"Well, you needn't tell if you don't want to," said Polly, walking off. She was a quick-tempered little soul, easily offended, and when Mary decided that she would rather stay at home with Luella that afternoon, than run the risk of being seasick, Polly made up her mind that either Mary really was homesick, or that she did not care for the society of her American cousins.
"I'm not going to insist on playing with her. She needn't think I'm so crazy about it that I can't keep away from her," she confided to Molly after they had set sail.
"Oh, but maybe she really is homesick," said Molly, "and maybe we ought not to have gone away and left her."
"But Uncle Dick and Aunt Ada said we should."

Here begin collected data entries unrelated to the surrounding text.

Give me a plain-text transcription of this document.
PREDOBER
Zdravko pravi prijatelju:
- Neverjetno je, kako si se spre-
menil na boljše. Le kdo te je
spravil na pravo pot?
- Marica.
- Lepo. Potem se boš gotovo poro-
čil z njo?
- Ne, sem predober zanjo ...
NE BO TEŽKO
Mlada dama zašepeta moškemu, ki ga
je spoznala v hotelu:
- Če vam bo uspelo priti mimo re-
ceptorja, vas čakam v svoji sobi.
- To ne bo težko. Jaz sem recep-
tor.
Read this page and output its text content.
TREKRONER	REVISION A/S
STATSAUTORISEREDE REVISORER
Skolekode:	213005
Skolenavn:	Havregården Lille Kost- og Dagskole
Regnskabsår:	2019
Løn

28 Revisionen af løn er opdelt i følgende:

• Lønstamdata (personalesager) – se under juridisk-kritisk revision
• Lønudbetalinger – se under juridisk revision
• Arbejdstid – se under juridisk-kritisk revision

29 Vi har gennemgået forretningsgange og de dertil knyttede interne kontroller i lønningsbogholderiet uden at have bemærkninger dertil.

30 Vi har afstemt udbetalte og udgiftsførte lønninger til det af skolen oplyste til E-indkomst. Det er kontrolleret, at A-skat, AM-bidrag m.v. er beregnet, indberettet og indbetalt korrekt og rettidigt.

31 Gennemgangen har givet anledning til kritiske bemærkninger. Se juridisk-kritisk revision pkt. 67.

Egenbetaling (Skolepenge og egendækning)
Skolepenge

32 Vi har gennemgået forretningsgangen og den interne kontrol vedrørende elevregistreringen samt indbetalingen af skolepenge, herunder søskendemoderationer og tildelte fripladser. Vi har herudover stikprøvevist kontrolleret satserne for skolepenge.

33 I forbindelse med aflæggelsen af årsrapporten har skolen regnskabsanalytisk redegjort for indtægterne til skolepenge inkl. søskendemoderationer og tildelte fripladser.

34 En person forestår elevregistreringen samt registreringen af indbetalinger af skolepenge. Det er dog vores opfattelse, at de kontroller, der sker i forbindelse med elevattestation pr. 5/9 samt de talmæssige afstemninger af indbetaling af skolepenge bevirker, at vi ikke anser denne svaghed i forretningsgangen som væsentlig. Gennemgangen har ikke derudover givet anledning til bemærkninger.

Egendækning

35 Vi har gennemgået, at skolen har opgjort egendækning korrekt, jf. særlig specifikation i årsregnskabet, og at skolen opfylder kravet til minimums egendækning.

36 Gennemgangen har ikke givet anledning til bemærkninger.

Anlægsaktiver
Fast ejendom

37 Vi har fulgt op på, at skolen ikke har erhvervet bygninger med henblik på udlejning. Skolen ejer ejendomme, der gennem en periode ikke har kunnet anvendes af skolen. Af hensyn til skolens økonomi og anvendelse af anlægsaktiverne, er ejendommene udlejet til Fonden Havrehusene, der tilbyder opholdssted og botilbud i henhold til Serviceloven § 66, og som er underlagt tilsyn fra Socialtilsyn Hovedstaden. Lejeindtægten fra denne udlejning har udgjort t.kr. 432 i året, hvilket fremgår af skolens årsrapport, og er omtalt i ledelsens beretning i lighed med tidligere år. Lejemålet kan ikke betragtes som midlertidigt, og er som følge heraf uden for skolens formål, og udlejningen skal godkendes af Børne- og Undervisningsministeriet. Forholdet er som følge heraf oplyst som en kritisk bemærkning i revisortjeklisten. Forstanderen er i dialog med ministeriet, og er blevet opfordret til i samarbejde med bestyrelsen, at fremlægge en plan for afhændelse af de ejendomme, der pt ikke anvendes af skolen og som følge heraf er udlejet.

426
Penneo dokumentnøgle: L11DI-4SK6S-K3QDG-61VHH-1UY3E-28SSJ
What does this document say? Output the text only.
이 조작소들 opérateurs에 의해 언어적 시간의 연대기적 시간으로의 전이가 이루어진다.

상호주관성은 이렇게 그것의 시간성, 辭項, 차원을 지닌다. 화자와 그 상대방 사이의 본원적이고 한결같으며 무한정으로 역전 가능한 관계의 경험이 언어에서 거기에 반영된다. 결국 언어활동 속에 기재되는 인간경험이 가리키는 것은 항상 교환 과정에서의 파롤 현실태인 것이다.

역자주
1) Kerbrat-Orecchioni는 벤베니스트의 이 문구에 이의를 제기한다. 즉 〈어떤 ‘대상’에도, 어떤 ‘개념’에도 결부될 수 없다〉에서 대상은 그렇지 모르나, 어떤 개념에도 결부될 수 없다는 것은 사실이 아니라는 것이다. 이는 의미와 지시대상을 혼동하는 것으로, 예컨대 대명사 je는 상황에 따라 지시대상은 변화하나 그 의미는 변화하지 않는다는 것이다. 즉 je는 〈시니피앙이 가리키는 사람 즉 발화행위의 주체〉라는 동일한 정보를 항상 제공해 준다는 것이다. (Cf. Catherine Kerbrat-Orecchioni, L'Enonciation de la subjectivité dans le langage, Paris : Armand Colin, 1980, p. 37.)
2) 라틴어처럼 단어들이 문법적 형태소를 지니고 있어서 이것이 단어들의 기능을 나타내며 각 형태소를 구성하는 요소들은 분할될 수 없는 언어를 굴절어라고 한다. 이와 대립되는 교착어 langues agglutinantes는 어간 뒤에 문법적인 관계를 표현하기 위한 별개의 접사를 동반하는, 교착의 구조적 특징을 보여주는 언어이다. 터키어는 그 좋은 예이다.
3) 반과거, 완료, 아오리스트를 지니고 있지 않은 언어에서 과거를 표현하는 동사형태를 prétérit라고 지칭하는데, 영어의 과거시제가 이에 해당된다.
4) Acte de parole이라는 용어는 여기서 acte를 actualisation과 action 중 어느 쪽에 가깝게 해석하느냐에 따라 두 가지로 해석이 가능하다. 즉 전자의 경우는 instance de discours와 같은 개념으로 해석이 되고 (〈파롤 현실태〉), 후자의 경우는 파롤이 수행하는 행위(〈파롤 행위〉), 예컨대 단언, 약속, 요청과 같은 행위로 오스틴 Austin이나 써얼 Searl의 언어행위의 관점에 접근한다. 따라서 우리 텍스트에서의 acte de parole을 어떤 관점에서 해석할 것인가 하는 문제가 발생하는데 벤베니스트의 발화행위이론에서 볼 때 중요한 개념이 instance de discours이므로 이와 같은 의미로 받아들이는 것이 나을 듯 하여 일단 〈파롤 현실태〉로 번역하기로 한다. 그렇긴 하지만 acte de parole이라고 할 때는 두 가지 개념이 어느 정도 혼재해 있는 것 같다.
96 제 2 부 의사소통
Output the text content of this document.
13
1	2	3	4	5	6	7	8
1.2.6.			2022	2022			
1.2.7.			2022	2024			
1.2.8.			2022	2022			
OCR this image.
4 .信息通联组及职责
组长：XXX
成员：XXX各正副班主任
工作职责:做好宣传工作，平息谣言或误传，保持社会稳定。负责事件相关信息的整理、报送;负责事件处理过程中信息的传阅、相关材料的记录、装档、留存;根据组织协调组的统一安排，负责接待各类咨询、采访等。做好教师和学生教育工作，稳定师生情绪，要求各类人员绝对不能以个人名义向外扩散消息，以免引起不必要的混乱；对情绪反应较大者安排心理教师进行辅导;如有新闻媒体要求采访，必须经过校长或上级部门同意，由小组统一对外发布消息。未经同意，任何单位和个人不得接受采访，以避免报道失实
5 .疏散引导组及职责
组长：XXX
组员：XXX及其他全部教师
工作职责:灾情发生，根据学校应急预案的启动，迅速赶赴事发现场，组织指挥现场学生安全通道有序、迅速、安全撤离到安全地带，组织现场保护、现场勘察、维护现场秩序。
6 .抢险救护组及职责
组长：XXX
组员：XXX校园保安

"That was because Mary was so determined not to go. She was seasick nearly all the way coming from England, and Aunt Ada thinks that is why she was afraid to go to-day."
"Oh, nonsense! Nobody could be seasick on this smooth water," said Polly, looking over the side of the boat at the blue waves. "Isn't it jolly, Molly?"
"Jolly Molly sounds funny," laughed Molly.
"So does jolly Polly," returned Polly. Then, fumbling in her uncle's pocket, she found a bit of paper and a pencil; in a moment she handed to Molly the following brilliant production:
"Golly, Molly,
It's jolly,
Polly
This sent them both into shrieks of merriment, for it took very little to start the two laughing, and they soon forgot Mary.